Physicians Undertreating Many Patients with Steroid-induced Osteoporosis

Internal Medicine World ReportApril 2005

Physicians Undertreating Many Patients with Steroid-induced Osteoporosis

By Charles Bankhead

Seattle—Despite the existence of national and international guidelines for the management of glucocorticoid-induced osteoporosis, only a minority of chronic steroid users receive treatment for this condition, according to a study presented at the American Society of Bone and Mineral Research annual meeting.

Data for this study were taken from an earlier review of records from a large managed company (J Rheumatology. 2001;28:1298-1305), which showed that less than one half of women and a quarter of men were being screened or treated for GIOP.

“Evidence suggests that early and rapid bone loss occurs with the initiation of glucocorticoid therapy,” said Jeffrey Curtis, MD, MPH, of the University of Alabama at Birmingham. “New users need to be highlighted as being at particular risk. African Americans and men also are at increased risk compared with nonusers.”

About 1% of the population is receiving chronic glucocorticoid therapy, which has been associated with fracture rates as high as 40% in observational studies of select populations with extended follow-up, Dr Curtis noted.

“Guidelines issued by US and international agencies provide for bone mineral density [BMD] measurement and preventive therapy for high-risk individuals,” he said. “Despite these recommendations, screening with bone mineral measurement and prescription of osteoporosis medications has generally been low in studies that have examined the issue. Bone mineral measurement is often provided to fewer than 1 in 5 patients receiving chronic glucocorticoid therapy, and rates of calcium supplementation and bisphosphonate use have been similarly low.”

In a study that evaluated clinical practices between 1995 and 1998, the Birmingham group found rates of screening and treatment for glucocorticoid-induced osteoporosis to be <50% overall, although rates varied by physician specialty. The current study covered the period of 2001 to 2003 and was compared with results from the initial review period.

Evaluated were the records of 6517 chronic steroid users, including 5641 who started therapy during the review period. Chronic use was defined as ³60-day use of filled prescriptions. The mean age of the study population was 50 years, and the patients had an average of 7 comorbid conditions. Daily steroid dose averaged 16 mg of prednisone (Meticorten)or equivalent. Surveys returned by 2300 patients showed that 40% were not taking calcium or vitamin D supplements.

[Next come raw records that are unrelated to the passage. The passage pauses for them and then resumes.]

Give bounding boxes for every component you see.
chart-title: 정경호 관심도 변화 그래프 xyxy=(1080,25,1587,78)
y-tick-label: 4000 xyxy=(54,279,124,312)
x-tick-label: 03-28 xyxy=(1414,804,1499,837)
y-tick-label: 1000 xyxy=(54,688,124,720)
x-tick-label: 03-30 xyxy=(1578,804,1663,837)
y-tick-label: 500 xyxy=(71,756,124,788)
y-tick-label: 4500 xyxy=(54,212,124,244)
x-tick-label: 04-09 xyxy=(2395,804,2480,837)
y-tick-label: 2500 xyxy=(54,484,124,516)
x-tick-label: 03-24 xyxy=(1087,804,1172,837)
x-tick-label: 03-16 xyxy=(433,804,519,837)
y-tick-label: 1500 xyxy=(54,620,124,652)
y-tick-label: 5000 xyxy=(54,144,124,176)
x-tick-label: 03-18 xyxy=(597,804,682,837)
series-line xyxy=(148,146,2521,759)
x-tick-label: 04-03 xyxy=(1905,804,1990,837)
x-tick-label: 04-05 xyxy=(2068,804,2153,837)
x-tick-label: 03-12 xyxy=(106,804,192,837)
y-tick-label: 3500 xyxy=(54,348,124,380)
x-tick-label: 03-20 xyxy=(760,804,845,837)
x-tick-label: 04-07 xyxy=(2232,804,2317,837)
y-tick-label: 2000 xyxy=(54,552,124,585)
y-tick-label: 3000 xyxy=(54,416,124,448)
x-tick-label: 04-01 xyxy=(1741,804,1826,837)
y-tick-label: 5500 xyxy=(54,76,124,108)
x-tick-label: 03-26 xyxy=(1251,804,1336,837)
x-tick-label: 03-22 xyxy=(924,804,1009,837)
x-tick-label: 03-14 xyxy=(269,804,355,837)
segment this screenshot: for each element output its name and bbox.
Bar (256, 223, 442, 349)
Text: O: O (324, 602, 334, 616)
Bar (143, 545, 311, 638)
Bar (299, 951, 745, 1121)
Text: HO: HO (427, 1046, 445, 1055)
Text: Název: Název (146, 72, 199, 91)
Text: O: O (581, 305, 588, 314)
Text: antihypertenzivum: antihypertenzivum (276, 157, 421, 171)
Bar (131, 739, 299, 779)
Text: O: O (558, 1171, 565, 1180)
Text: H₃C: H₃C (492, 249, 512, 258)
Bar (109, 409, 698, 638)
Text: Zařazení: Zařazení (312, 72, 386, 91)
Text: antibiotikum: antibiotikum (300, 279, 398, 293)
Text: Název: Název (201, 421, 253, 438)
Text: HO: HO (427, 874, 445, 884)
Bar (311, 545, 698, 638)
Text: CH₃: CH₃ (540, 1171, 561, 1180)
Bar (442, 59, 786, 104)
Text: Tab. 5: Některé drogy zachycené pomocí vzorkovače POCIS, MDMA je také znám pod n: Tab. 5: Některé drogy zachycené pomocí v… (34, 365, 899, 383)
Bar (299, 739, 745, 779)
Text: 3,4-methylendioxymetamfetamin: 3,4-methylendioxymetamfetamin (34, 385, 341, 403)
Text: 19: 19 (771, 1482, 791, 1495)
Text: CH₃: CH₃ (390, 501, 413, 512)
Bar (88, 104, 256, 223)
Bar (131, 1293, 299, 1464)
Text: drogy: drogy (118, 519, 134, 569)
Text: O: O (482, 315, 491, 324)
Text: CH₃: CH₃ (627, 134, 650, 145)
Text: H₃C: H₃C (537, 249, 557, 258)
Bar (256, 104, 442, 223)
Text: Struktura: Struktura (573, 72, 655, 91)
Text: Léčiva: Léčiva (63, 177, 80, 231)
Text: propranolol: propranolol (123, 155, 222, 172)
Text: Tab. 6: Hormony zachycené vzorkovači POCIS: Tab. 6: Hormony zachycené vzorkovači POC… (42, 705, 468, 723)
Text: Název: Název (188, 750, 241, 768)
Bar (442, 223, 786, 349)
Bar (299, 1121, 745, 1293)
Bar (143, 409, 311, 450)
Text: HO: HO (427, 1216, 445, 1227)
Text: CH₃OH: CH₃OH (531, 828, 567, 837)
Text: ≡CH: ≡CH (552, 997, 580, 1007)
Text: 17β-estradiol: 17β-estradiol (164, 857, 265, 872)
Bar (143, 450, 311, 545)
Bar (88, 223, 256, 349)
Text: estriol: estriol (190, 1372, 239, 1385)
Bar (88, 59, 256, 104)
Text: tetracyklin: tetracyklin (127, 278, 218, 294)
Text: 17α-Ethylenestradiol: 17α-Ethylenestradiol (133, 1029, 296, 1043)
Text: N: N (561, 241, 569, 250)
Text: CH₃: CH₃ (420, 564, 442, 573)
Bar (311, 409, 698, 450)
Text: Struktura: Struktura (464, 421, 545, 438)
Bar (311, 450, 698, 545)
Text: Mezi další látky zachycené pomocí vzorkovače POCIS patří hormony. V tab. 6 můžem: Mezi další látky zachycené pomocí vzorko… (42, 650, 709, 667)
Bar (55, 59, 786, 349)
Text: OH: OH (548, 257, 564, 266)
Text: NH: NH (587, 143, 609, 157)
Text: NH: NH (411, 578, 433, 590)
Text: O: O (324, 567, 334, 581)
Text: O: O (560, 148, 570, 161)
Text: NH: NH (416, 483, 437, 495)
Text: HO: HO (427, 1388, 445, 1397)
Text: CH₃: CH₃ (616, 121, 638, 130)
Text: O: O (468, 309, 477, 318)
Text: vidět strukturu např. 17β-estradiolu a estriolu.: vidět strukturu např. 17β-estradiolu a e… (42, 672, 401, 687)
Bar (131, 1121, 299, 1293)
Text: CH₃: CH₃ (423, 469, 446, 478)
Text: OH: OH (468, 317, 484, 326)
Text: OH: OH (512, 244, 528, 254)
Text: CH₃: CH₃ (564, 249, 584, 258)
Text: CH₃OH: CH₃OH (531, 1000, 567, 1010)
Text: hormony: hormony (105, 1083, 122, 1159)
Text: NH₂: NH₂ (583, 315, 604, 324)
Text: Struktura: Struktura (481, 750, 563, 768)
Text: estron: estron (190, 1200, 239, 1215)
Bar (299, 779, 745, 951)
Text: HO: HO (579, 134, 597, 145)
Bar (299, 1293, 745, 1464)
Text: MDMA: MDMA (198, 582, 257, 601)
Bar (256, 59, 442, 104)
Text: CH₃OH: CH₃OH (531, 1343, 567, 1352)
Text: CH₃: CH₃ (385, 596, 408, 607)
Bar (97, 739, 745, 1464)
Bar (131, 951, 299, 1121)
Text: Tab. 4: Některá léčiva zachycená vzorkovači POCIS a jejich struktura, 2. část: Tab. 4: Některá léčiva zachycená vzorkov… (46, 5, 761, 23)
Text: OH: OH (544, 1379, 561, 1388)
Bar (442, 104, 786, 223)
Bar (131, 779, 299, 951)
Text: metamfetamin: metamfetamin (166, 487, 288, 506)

The analysis showed that 20% of men had some type of BMD assessment documented in their records. Among women aged <50 years, 34% underwent screening, and 46% of women aged ³50 years had some type of BMD assessment in their records. Although the screening rates were low, they nonetheless represented an improvement over 1995 to 1998 (Table).

Use of hormonal or other bone protective medications was seen in 23% of men, 33% of women aged <50 years, and 62% of women aged ³50 years. Alhough still suboptimal, the rates represented absolute improvement of 15% to 20% per group compared with the earlier period reviewed. Dr Curtis reported that 15% of men, 16% of younger women, and 31% of older women received bisphosphonate therapy. Still low, the rates constituted 2- to 4-fold improvement from 1995 to 1998. Rates of medication use increased in a linear fashion across all age groups of women but were relatively flat across the age spectrum of men, he added.

African Americans and other minorities were less likely to be screened or to receive medication for this type of osteoporosis.

“We see that the longitudinal trends in glucocorticoid-induced osteoporosis management show relative improvement over time, but the absolute rates are still suboptimal,” said Dr Curtis. “This leads us to challenges and opportunities for improvement.”